That there’s a gender disparity in Hollywood won’t come as a surprise to anyone, but a study recently published by USC’s Annenberg School for Communication & Journalism brings to light just how uneven things can be. For example: It turns out that of the 4,342 speaking roles in the 100 highest-grossing films of 2009, just 32,8% were female. This despite the fact that women and girls, as estimated by the MPAA, bought over 50% of the domestic movie tickets that year — and, duh, make up half the population. After the jump, 5 other highlights from the survey.
- When women do appear in films, they’re more likely to be eye candy. Jokes about Taylor Lautner’s frequent shirtlessness in the Twilight franchise notwithstanding, it seems that if a character is scantily clad, she’s stil more likely to be female. Female characters were more likely to wear “sexy attire” (25.8% of females versus 4.7% of males), “expose skin” (23.6% versus 7.4%), and be described by other characters as “attractive” (10.9% versus 2.5). What makes this more icky is that this sexualization applies even to younger female characters, with similar statistics for those in the 13-20 age range as those in the 21-39 group. Meanwhile, those figures dropped sharply for women aged 40-64 (14.1%, 14.1%, and 3.9% for attire, skin, and attractiveness, respectively).
- Hollywood is not kind to older actresses. Maybe that anonymous actress who sued IMDb had a point — youth really is king in Hollywood, especially for women. The gender disparity was lower for characters in the 21-39 range, with females making up 36.9% of speaking roles, but in the 40-64 group, only 24% were female. Or to look at it another way: Over half (56.6%) of female characters were depicted as being between 21 and 39 years of age, while just 22.2% of them were in the 40-64 range. In contrast, 48.7% of male characters were 21-39, while 35.2% were 40-64. Well… at least older women characters get to keep their clothes on?
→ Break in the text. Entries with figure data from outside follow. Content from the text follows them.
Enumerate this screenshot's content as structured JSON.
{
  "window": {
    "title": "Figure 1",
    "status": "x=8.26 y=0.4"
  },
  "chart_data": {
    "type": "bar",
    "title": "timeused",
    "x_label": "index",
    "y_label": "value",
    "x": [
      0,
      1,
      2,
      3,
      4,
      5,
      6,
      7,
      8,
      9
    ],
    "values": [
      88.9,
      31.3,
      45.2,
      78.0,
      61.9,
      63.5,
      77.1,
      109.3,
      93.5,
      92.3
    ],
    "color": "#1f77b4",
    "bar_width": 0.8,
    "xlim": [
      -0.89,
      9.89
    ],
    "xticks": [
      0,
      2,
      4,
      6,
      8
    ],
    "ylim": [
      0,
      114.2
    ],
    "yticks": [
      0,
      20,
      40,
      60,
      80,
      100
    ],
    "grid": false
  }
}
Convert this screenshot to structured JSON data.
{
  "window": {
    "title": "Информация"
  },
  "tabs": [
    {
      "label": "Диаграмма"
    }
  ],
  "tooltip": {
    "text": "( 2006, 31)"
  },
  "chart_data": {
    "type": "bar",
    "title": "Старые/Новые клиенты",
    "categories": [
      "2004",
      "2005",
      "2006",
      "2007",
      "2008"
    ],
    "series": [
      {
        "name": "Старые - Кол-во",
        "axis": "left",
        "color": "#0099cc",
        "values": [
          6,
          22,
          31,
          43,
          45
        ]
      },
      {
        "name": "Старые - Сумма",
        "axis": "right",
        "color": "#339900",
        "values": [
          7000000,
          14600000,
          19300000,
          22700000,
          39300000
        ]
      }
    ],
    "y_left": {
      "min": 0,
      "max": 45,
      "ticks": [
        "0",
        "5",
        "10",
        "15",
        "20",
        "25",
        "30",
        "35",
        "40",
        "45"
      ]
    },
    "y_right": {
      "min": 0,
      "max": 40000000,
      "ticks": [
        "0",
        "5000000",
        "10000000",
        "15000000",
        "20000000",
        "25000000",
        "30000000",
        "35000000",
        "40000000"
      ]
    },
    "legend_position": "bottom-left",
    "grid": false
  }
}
- Female filmmakers are still very, very rare. Much was made in 2009 of Kathryn Bigelow’s Best Picture and Best Director win over ex James Cameron, but for the most part it’s still men who dominate behind the camera. (Actually, The Hurt Lockerwasn’t even included in the survey because it didn’t gross enough.) Just 3.9% of the directors, 13.5% of the writers, and 21.6% of the producers behind the top 100 films of 2009 were women.
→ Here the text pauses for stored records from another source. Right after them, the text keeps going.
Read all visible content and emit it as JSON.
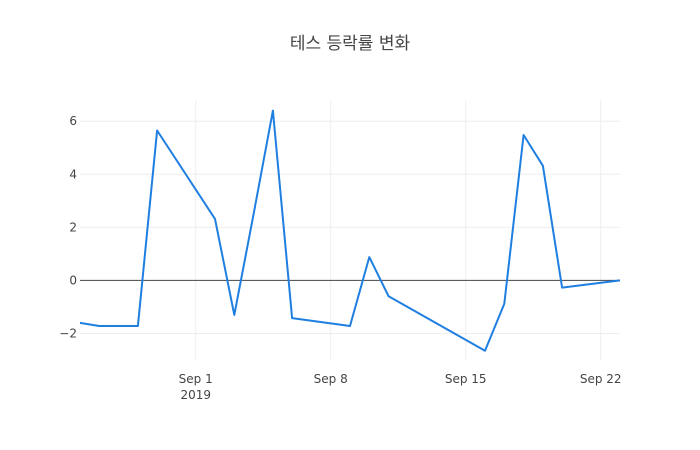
{
  "chart_data": {
    "type": "line",
    "title": "테스 등락률 변화",
    "xlabel": "",
    "ylabel": "",
    "ylim": [
      -3.0,
      6.8
    ],
    "xlim": [
      "2019-08-26",
      "2019-09-23"
    ],
    "yticks": [
      -2,
      0,
      2,
      4,
      6
    ],
    "ytick_labels": [
      "−2",
      "0",
      "2",
      "4",
      "6"
    ],
    "xticks": [
      {
        "date": "2019-09-01",
        "label": "Sep 1",
        "sublabel": "2019"
      },
      {
        "date": "2019-09-08",
        "label": "Sep 8",
        "sublabel": ""
      },
      {
        "date": "2019-09-15",
        "label": "Sep 15",
        "sublabel": ""
      },
      {
        "date": "2019-09-22",
        "label": "Sep 22",
        "sublabel": ""
      }
    ],
    "grid": true,
    "zero_line": true,
    "series": [
      {
        "color": "#1f7fe0",
        "x": [
          "2019-08-26",
          "2019-08-27",
          "2019-08-28",
          "2019-08-29",
          "2019-08-30",
          "2019-09-02",
          "2019-09-03",
          "2019-09-04",
          "2019-09-05",
          "2019-09-06",
          "2019-09-09",
          "2019-09-10",
          "2019-09-11",
          "2019-09-16",
          "2019-09-17",
          "2019-09-18",
          "2019-09-19",
          "2019-09-20",
          "2019-09-23"
        ],
        "y": [
          -1.6,
          -1.72,
          -1.72,
          -1.72,
          5.65,
          2.32,
          -1.3,
          2.5,
          6.4,
          -1.42,
          -1.72,
          0.88,
          -0.6,
          -2.65,
          -0.88,
          5.48,
          4.32,
          -0.27,
          0.0
        ]
      }
    ]
  }
}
- Things haven’t really changed lately… And if you’re wondering whether 2009 was just an anomaly, the answer, sadly, is no. Most of the statistics for 2009 showed little change from the two previous years in which USC had conducted the survey, 2008 and 2009. In fact, the percentage of female speaking roles hadn’t budged at all since 2008. “We see remarkably stable trends,” noted USC Annenberg associate professor Stacy L. Smith to the LA Times. “This reveals an industry formula for gender that may be outside of people’s conscious awareness.”
- … But there’s still hope for change. One key finding was that including women behind the camera could be one way to bring more females in front of it. Films with at least one female director gave 47.7% of speaking roles to women, while including at least one female writer on staff increased the percentage of female characters from 29.8% to 40.0%. (Producers’ gender had no measurable effect on the representation of women onscreen.) “Some of this is a function of the fact that we see more males working behind the scenes than females, and they’re telling the stories that they know,” said Smith. “If the numbers behind the scenes move, we’re likely to see numbers on-screen move.”
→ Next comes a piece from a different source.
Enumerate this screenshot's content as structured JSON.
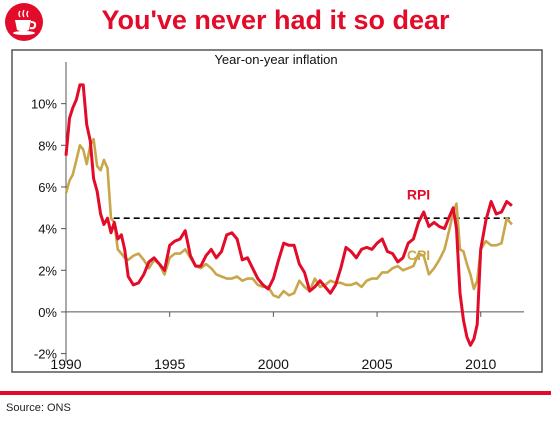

The top-grossing films of 2009 that were analyzed for this survey included female-centric hits like The Twilight Saga: New Moon, Confessions of a Shopaholic, and Bride Wars, as well as more gender-netural or male-oriented blockbusters such as Avatar, Transformers 2: Revenge of the Fallen, and Harry Potter and the Half Blood Prince.
It goes almost without saying that these figures aren’t the whole story. For one thing, it leaves out indie films, which is one area in which I suspect (without the statistics to back me up) that women are doing a bit better. For another, the survey does little to delve into the types of characters being portrayed, aside from their sexiness or lack thereof, or the quality of the films they’re featured in. Et cetera. Still, the numbers are interesting to consider.
The reasons for these disparities are numerous and complicated, and if change is to happen it’ll have to come from all sides, including the audience. To be roughly the millionth person to bring this up, Bridesmaids was a step in the right direction. It proved that audiences of both genders can and will watch a movie about women, contrary to that obnoxious “conventional wisdom” that while female audiences can identify with a male protagonist, men and boys would rather die than watch a film with a female lead. Meanwhile, movies like Sex and the City have already proven that a female-targeted movie can do just fine commercially even without much of a male audience, though that’s one lesson Hollywood seems to have trouble remembering.